Deleted from Ex in 2014. Weird.
Called and asked them to remove from Equifax since it was deleted. Had to get snappy with the rep but she sent a request through the system (forgot what it's called). Was removed a few days later. All I said was an agreement was set up when I paid to delete from credit report.
Yes I've read posts where this happens. However. If I'm not so lucky I'm stuck with a major point decrease.
@Anne1208 wrote:I think it is COMPLETELY IDIOTIC that PAYING a collection would reduce your score. You'd think that collection agencies would dispute that practice because my guess is that they'd get a few more people paying if the payment of the account either didn't affect your score or raised it.
For what it's worth, my husband had three medical collections on his account (while they can only stay on your report for 7 years under the FCRA, there is no statute of limitations on the collection of medical debts, so they could collect them indefinitely). He paid them off and there was about a 40 point drop. That was January. He's bounced back and then some since then. I have read everywhere that paying off CAs doesnt raise your score, but FICO shows things like "April 2015 - balance change" $800 --> $0 on a CA and shows an up arrow with 20 points next to it, implying that the CA's change ftrom 800 to 0 helped. like, it showed simply as ambiguous "collection activity" in january when he paid it, and dropped, but speciailly as "change in balance" in april and it went up. who knows.
Yes I agree!
@Anne1208 wrote:I think it is COMPLETELY IDIOTIC that PAYING a collection would reduce your score. You'd think that collection agencies would dispute that practice because my guess is that they'd get a few more people paying if the payment of the account either didn't affect your score or raised it.
For what it's worth, my husband had three medical collections on his account (while they can only stay on your report for 7 years under the FCRA, there is no statute of limitations on the collection of medical debts, so they could collect them indefinitely). He paid them off and there was about a 40 point drop. That was January. He's bounced back and then some since then. I have read everywhere that paying off CAs doesnt raise your score, but FICO shows things like "April 2015 - balance change" $800 --> $0 on a CA and shows an up arrow with 20 points next to it, implying that the CA's change ftrom 800 to 0 helped. like, it showed simply as ambiguous "collection activity" in january when he paid it, and dropped, but speciailly as "change in balance" in april and it went up. who knows.
Where did you get this information? Medical debts are considered written contracts for purposes of SOL. The SOL is long in a few states on written contracts but I know of no state where there is no SOL on these.
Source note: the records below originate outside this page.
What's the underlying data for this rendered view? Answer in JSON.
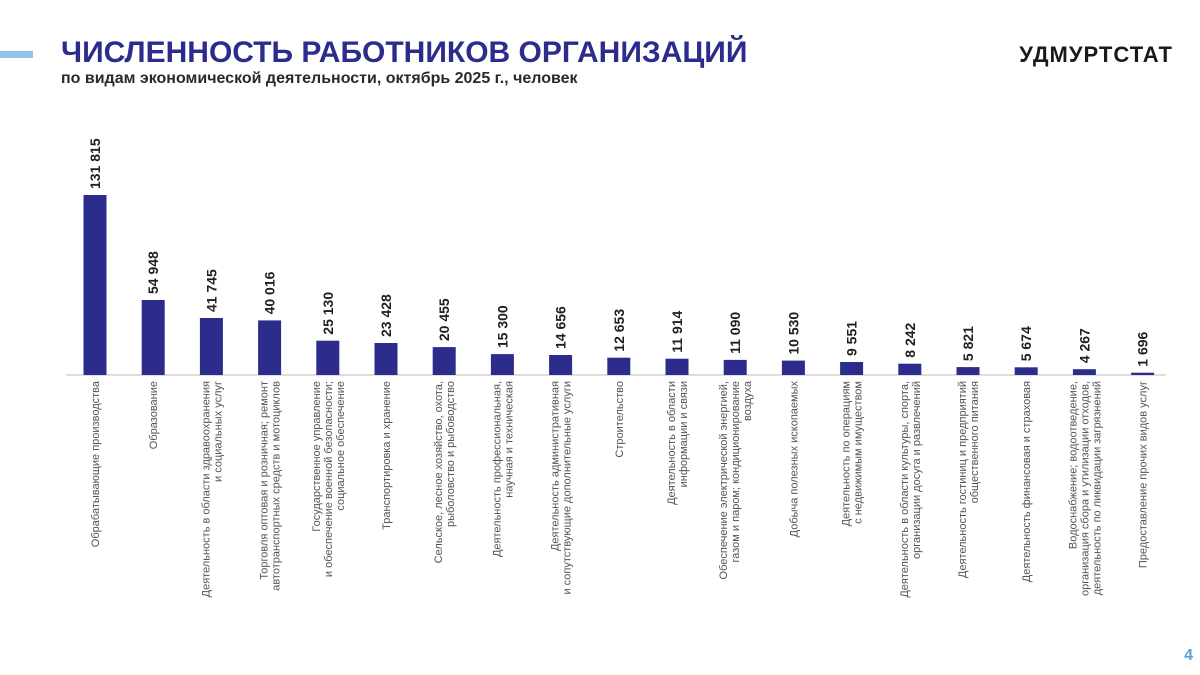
{
  "header": {
    "title": "ЧИСЛЕННОСТЬ РАБОТНИКОВ ОРГАНИЗАЦИЙ",
    "subtitle": "по видам экономической деятельности, октябрь 2025 г., человек",
    "brand": "УДМУРТСТАТ",
    "page_number": "4"
  },
  "colors": {
    "title": "#2b2c8c",
    "bar": "#2b2c8c",
    "accent": "#8fc3ea",
    "page_number": "#5aa0d8"
  },
  "chart_data": {
    "type": "bar",
    "orientation": "vertical",
    "title": "ЧИСЛЕННОСТЬ РАБОТНИКОВ ОРГАНИЗАЦИЙ",
    "subtitle": "по видам экономической деятельности, октябрь 2025 г., человек",
    "xlabel": "",
    "ylabel": "",
    "grid": false,
    "legend": "none",
    "ylim": [
      0,
      131815
    ],
    "categories": [
      [
        "Обрабатывающие производства"
      ],
      [
        "Образование"
      ],
      [
        "Деятельность в области здравоохранения",
        "и социальных услуг"
      ],
      [
        "Торговля оптовая и розничная; ремонт",
        "автотранспортных средств и мотоциклов"
      ],
      [
        "Государственное управление",
        "и обеспечение военной безопасности;",
        "социальное обеспечение"
      ],
      [
        "Транспортировка и хранение"
      ],
      [
        "Сельское, лесное хозяйство, охота,",
        "рыболовство и рыбоводство"
      ],
      [
        "Деятельность профессиональная,",
        "научная и техническая"
      ],
      [
        "Деятельность административная",
        "и сопутствующие дополнительные услуги"
      ],
      [
        "Строительство"
      ],
      [
        "Деятельность в области",
        "информации и связи"
      ],
      [
        "Обеспечение электрической энергией,",
        "газом и паром; кондиционирование",
        "воздуха"
      ],
      [
        "Добыча полезных ископаемых"
      ],
      [
        "Деятельность по операциям",
        "с недвижимым имуществом"
      ],
      [
        "Деятельность в области культуры, спорта,",
        "организации досуга и развлечений"
      ],
      [
        "Деятельность гостиниц и предприятий",
        "общественного питания"
      ],
      [
        "Деятельность финансовая и страховая"
      ],
      [
        "Водоснабжение; водоотведение,",
        "организация сбора и утилизации отходов,",
        "деятельность по ликвидации загрязнений"
      ],
      [
        "Предоставление прочих видов услуг"
      ]
    ],
    "values": [
      131815,
      54948,
      41745,
      40016,
      25130,
      23428,
      20455,
      15300,
      14656,
      12653,
      11914,
      11090,
      10530,
      9551,
      8242,
      5821,
      5674,
      4267,
      1696
    ],
    "value_labels": [
      "131 815",
      "54 948",
      "41 745",
      "40 016",
      "25 130",
      "23 428",
      "20 455",
      "15 300",
      "14 656",
      "12 653",
      "11 914",
      "11 090",
      "10 530",
      "9 551",
      "8 242",
      "5 821",
      "5 674",
      "4 267",
      "1 696"
    ]
  }
}
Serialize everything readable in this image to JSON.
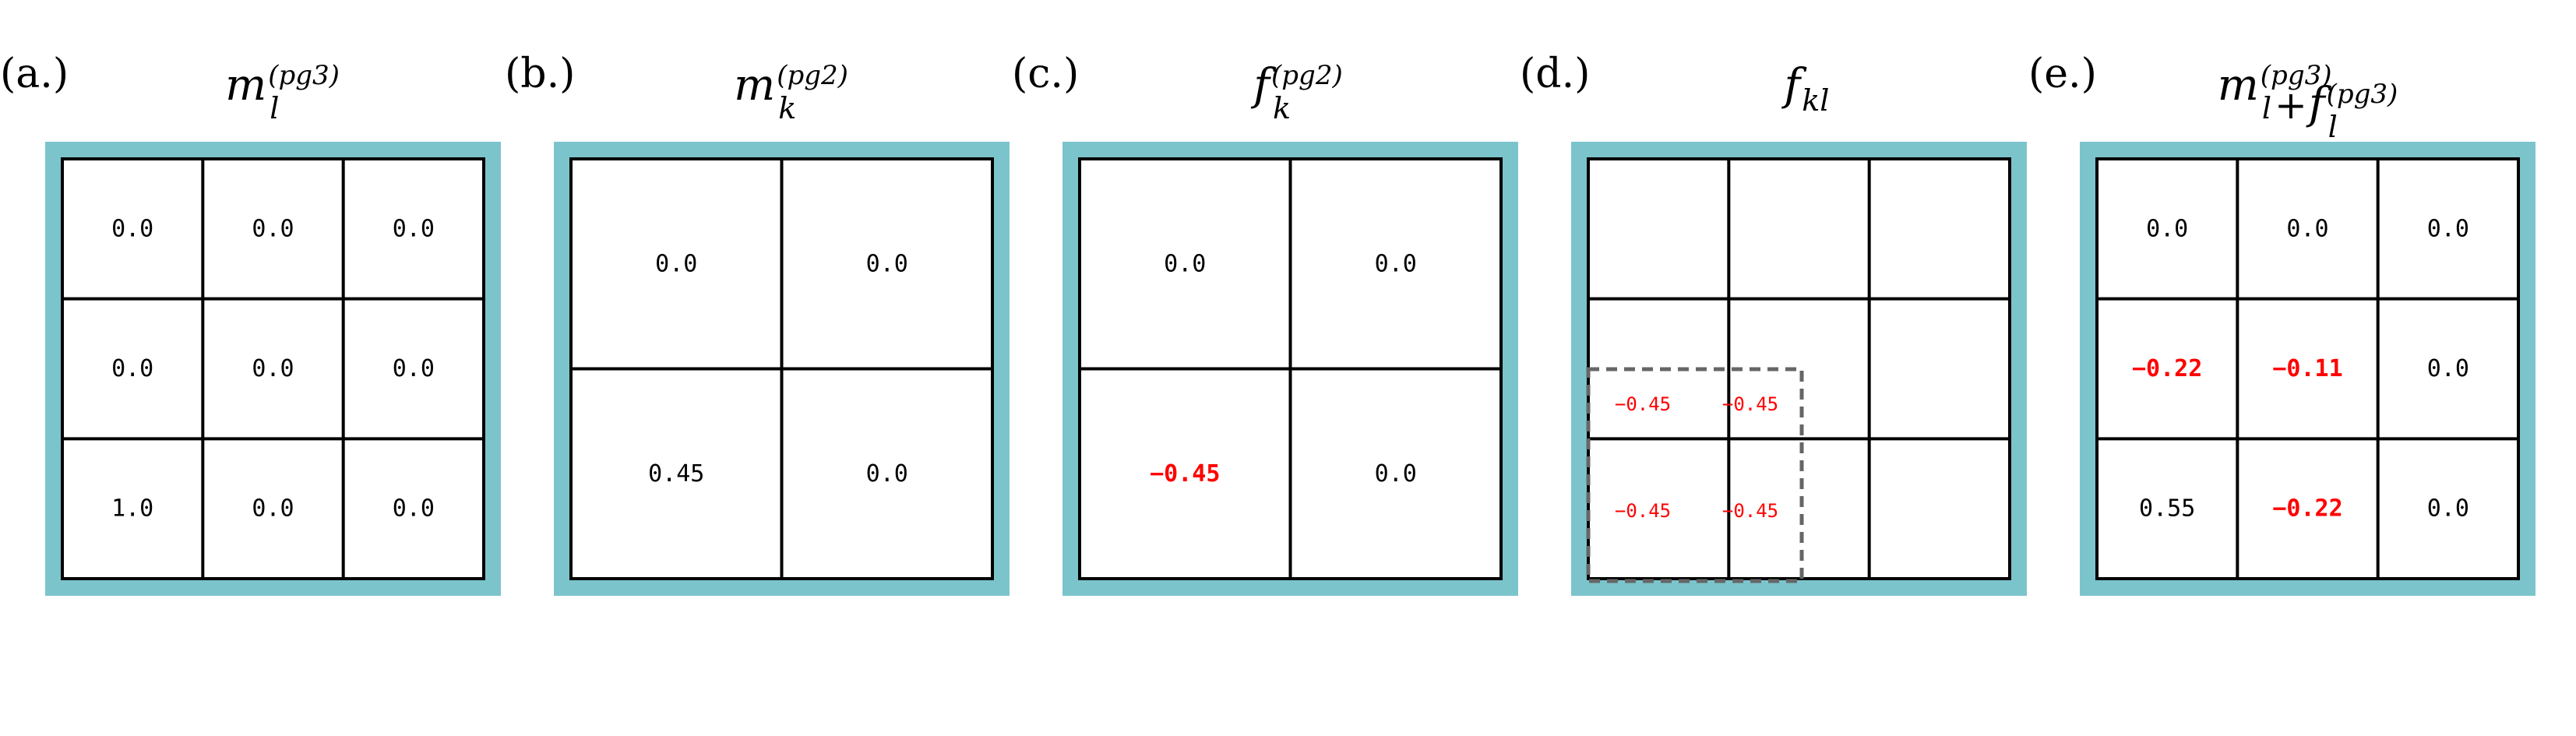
{
  "colors": {
    "frame": "#7cc4cc",
    "grid": "#000000",
    "normal_text": "#000000",
    "highlight_text": "#ff0000",
    "dashed_box": "#666666"
  },
  "panels": [
    {
      "label": "(a.)",
      "title": {
        "main": "m",
        "sub": "l",
        "sup": "(pg3)"
      },
      "grid_size": 3,
      "cells": [
        {
          "text": "0.0",
          "color": "normal"
        },
        {
          "text": "0.0",
          "color": "normal"
        },
        {
          "text": "0.0",
          "color": "normal"
        },
        {
          "text": "0.0",
          "color": "normal"
        },
        {
          "text": "0.0",
          "color": "normal"
        },
        {
          "text": "0.0",
          "color": "normal"
        },
        {
          "text": "1.0",
          "color": "normal"
        },
        {
          "text": "0.0",
          "color": "normal"
        },
        {
          "text": "0.0",
          "color": "normal"
        }
      ]
    },
    {
      "label": "(b.)",
      "title": {
        "main": "m",
        "sub": "k",
        "sup": "(pg2)"
      },
      "grid_size": 2,
      "cells": [
        {
          "text": "0.0",
          "color": "normal"
        },
        {
          "text": "0.0",
          "color": "normal"
        },
        {
          "text": "0.45",
          "color": "normal"
        },
        {
          "text": "0.0",
          "color": "normal"
        }
      ]
    },
    {
      "label": "(c.)",
      "title": {
        "main": "f",
        "sub": "k",
        "sup": "(pg2)"
      },
      "grid_size": 2,
      "cells": [
        {
          "text": "0.0",
          "color": "normal"
        },
        {
          "text": "0.0",
          "color": "normal"
        },
        {
          "text": "−0.45",
          "color": "highlight"
        },
        {
          "text": "0.0",
          "color": "normal"
        }
      ]
    },
    {
      "label": "(d.)",
      "title": {
        "main": "f",
        "sub": "kl",
        "sup": ""
      },
      "grid_size": 3,
      "cells": [
        {
          "text": "",
          "color": "normal"
        },
        {
          "text": "",
          "color": "normal"
        },
        {
          "text": "",
          "color": "normal"
        },
        {
          "text": "",
          "color": "normal"
        },
        {
          "text": "",
          "color": "normal"
        },
        {
          "text": "",
          "color": "normal"
        },
        {
          "text": "",
          "color": "normal"
        },
        {
          "text": "",
          "color": "normal"
        },
        {
          "text": "",
          "color": "normal"
        }
      ],
      "subcells": [
        {
          "text": "−0.45"
        },
        {
          "text": "−0.45"
        },
        {
          "text": "−0.45"
        },
        {
          "text": "−0.45"
        }
      ]
    },
    {
      "label": "(e.)",
      "title": {
        "main": "m",
        "sub": "l",
        "sup": "(pg3)",
        "op": "+",
        "main2": "f",
        "sub2": "l",
        "sup2": "(pg3)"
      },
      "grid_size": 3,
      "cells": [
        {
          "text": "0.0",
          "color": "normal"
        },
        {
          "text": "0.0",
          "color": "normal"
        },
        {
          "text": "0.0",
          "color": "normal"
        },
        {
          "text": "−0.22",
          "color": "highlight"
        },
        {
          "text": "−0.11",
          "color": "highlight"
        },
        {
          "text": "0.0",
          "color": "normal"
        },
        {
          "text": "0.55",
          "color": "normal"
        },
        {
          "text": "−0.22",
          "color": "highlight"
        },
        {
          "text": "0.0",
          "color": "normal"
        }
      ]
    }
  ]
}
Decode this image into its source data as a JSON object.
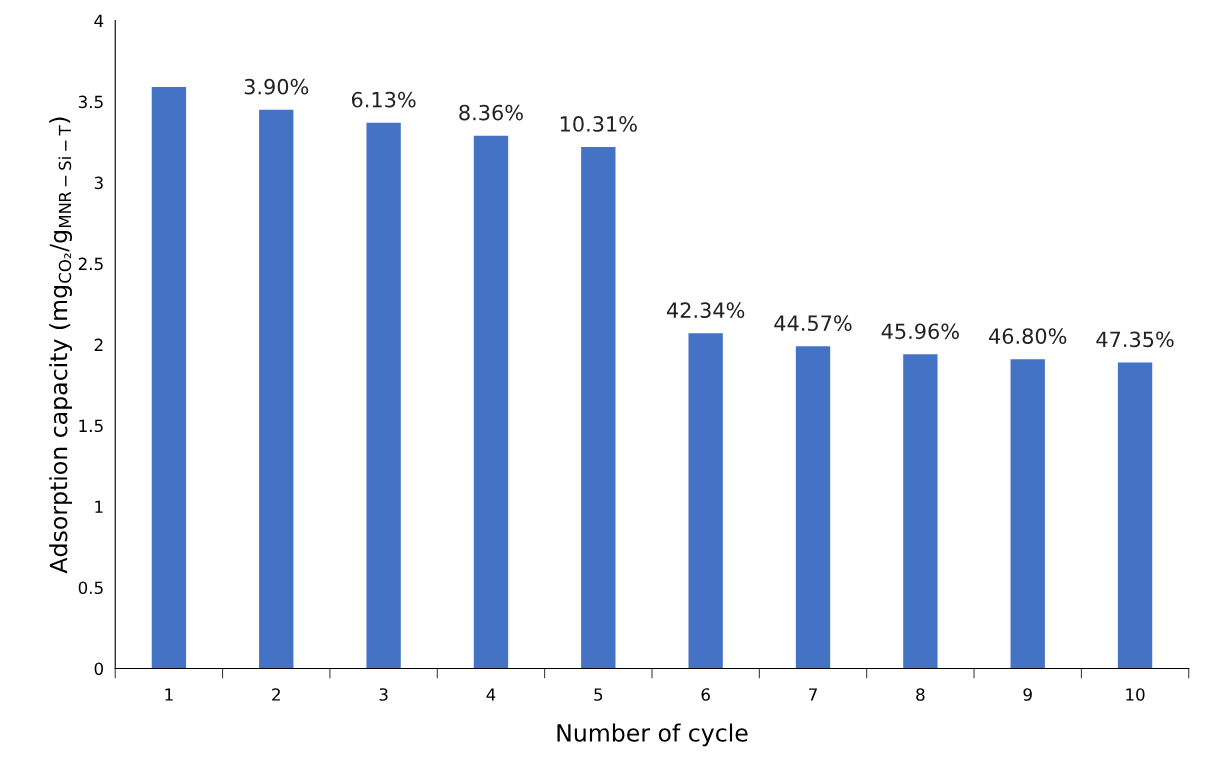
{
  "chart_data": {
    "type": "bar",
    "categories": [
      "1",
      "2",
      "3",
      "4",
      "5",
      "6",
      "7",
      "8",
      "9",
      "10"
    ],
    "values": [
      3.59,
      3.45,
      3.37,
      3.29,
      3.22,
      2.07,
      1.99,
      1.94,
      1.91,
      1.89
    ],
    "annotations": [
      {
        "text": "3.90%",
        "x": "2",
        "y": 3.45
      },
      {
        "text": "6.13%",
        "x": "3",
        "y": 3.37
      },
      {
        "text": "8.36%",
        "x": "4",
        "y": 3.29
      },
      {
        "text": "10.31%",
        "x": "5",
        "y": 3.22
      },
      {
        "text": "42.34%",
        "x": "6",
        "y": 2.07
      },
      {
        "text": "44.57%",
        "x": "7",
        "y": 1.99
      },
      {
        "text": "45.96%",
        "x": "8",
        "y": 1.94
      },
      {
        "text": "46.80%",
        "x": "9",
        "y": 1.91
      },
      {
        "text": "47.35%",
        "x": "10",
        "y": 1.89
      }
    ],
    "color": "#4472c4",
    "xlabel": "Number of cycle",
    "ylabel": "Adsorption capacity (mg$_{CO₂}$/g$_{MNR−Si−T}$)",
    "ylim": [
      0,
      4
    ],
    "yticks": [
      0,
      0.5,
      1,
      1.5,
      2,
      2.5,
      3,
      3.5,
      4
    ],
    "grid": false,
    "legend": false
  }
}
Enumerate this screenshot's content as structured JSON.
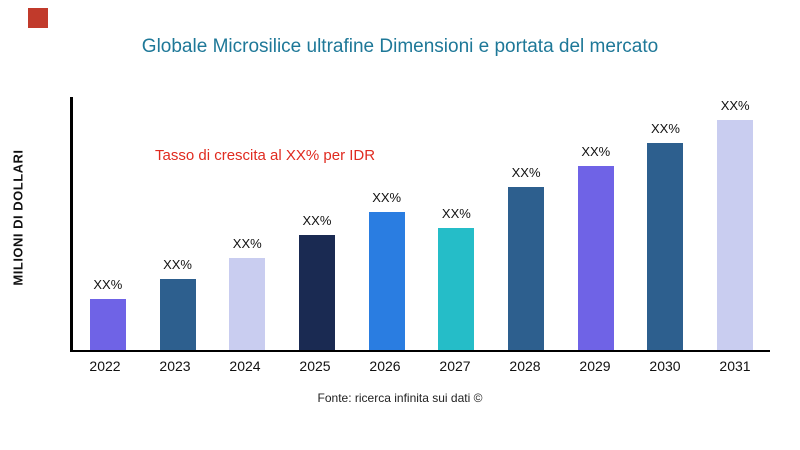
{
  "page": {
    "title": "Globale Microsilice ultrafine Dimensioni e portata del mercato",
    "y_axis_label": "MILIONI DI DOLLARI",
    "annotation": "Tasso di crescita al XX% per IDR",
    "source": "Fonte: ricerca infinita sui dati ©",
    "title_color": "#1e7898",
    "annotation_color": "#e02b20",
    "logo_color": "#c13a2b"
  },
  "chart_data": {
    "type": "bar",
    "title": "Globale Microsilice ultrafine Dimensioni e portata del mercato",
    "xlabel": "",
    "ylabel": "MILIONI DI DOLLARI",
    "categories": [
      "2022",
      "2023",
      "2024",
      "2025",
      "2026",
      "2027",
      "2028",
      "2029",
      "2030",
      "2031"
    ],
    "values": [
      22,
      31,
      40,
      50,
      60,
      53,
      71,
      80,
      90,
      100
    ],
    "value_labels": [
      "XX%",
      "XX%",
      "XX%",
      "XX%",
      "XX%",
      "XX%",
      "XX%",
      "XX%",
      "XX%",
      "XX%"
    ],
    "bar_colors": [
      "#6f63e6",
      "#2d5f8e",
      "#c9cdf0",
      "#1a2a52",
      "#2a7de1",
      "#25bdc8",
      "#2d5f8e",
      "#6f63e6",
      "#2d5f8e",
      "#c9cdf0"
    ],
    "ylim": [
      0,
      110
    ],
    "grid": false,
    "legend": false,
    "annotation": "Tasso di crescita al XX% per IDR"
  }
}
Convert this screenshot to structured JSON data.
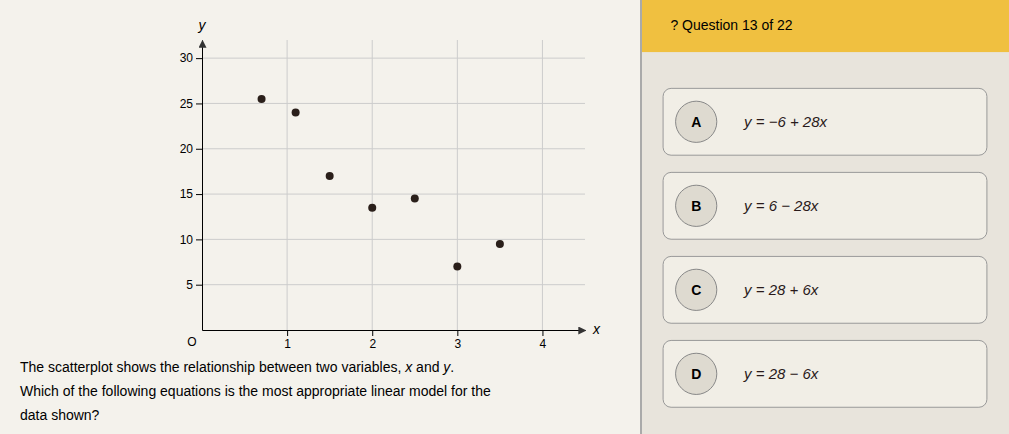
{
  "chart_data": {
    "type": "scatter",
    "x": [
      0.7,
      1.1,
      1.5,
      2.0,
      2.5,
      3.0,
      3.5
    ],
    "values": [
      25.5,
      24.0,
      17.0,
      13.5,
      14.5,
      7.0,
      9.5
    ],
    "color": "#2a1f1a",
    "xlim": [
      0,
      4.5
    ],
    "ylim": [
      0,
      32
    ],
    "xticks": [
      1,
      2,
      3,
      4
    ],
    "yticks": [
      5,
      10,
      15,
      20,
      25,
      30
    ],
    "xlabel": "x",
    "ylabel": "y",
    "grid": true,
    "annotations": [
      "O",
      "? Question 13 of 22",
      "The scatterplot shows the relationship between two variables, ",
      "x",
      " and ",
      "y",
      ".",
      "Which of the following equations is the most appropriate linear model for the",
      "data shown?",
      "A",
      "y = −6 + 28x",
      "B",
      "y = 6 − 28x",
      "C",
      "y = 28 + 6x",
      "D",
      "y = 28 − 6x"
    ]
  }
}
That's weird. I recently paid off my last two collections. My FICO score barely moved (1-4 point increases across the CRA's), but at least I didn't see any drop. Must be a case-by-case thing.
Side note: my vantage score skyrocketed about 60 points
@Anonymous wrote:
@Anonymous wrote:
My experience with Afni.
Sprint charge off back in 2010.
Paid Afni in 2012.
Didn't know anything about PFD back then but it was deleted from TU when paid.
Deleted from Ex in 2014. Weird.
Called and asked them to remove from Equifax since it was deleted. Had to get snappy with the rep but she sent a request through the system (forgot what it's called). Was removed a few days later. All I said was an agreement was set up when I paid to delete from credit report.Yes I've read posts where this happens. However. If I'm not so lucky I'm stuck with a major point decrease.
sorry that happened to you..my scores didnt go down but the jump wasnt significant either
I would not dispute it. If it hasn't reported in 3 years then that item is done doing any more damage to your score. You should be patient and just let it fall off. When it does, you should see some points, not sure how many though because you will probably be re-bucketed.
This is very good information. My daughter has a medical collection for 5k. I told her to pay it with a cc. I had no idea they can stay there forever. I will make sure she has that paid. Just so wrong that the law would allow this since it's something you cannot help.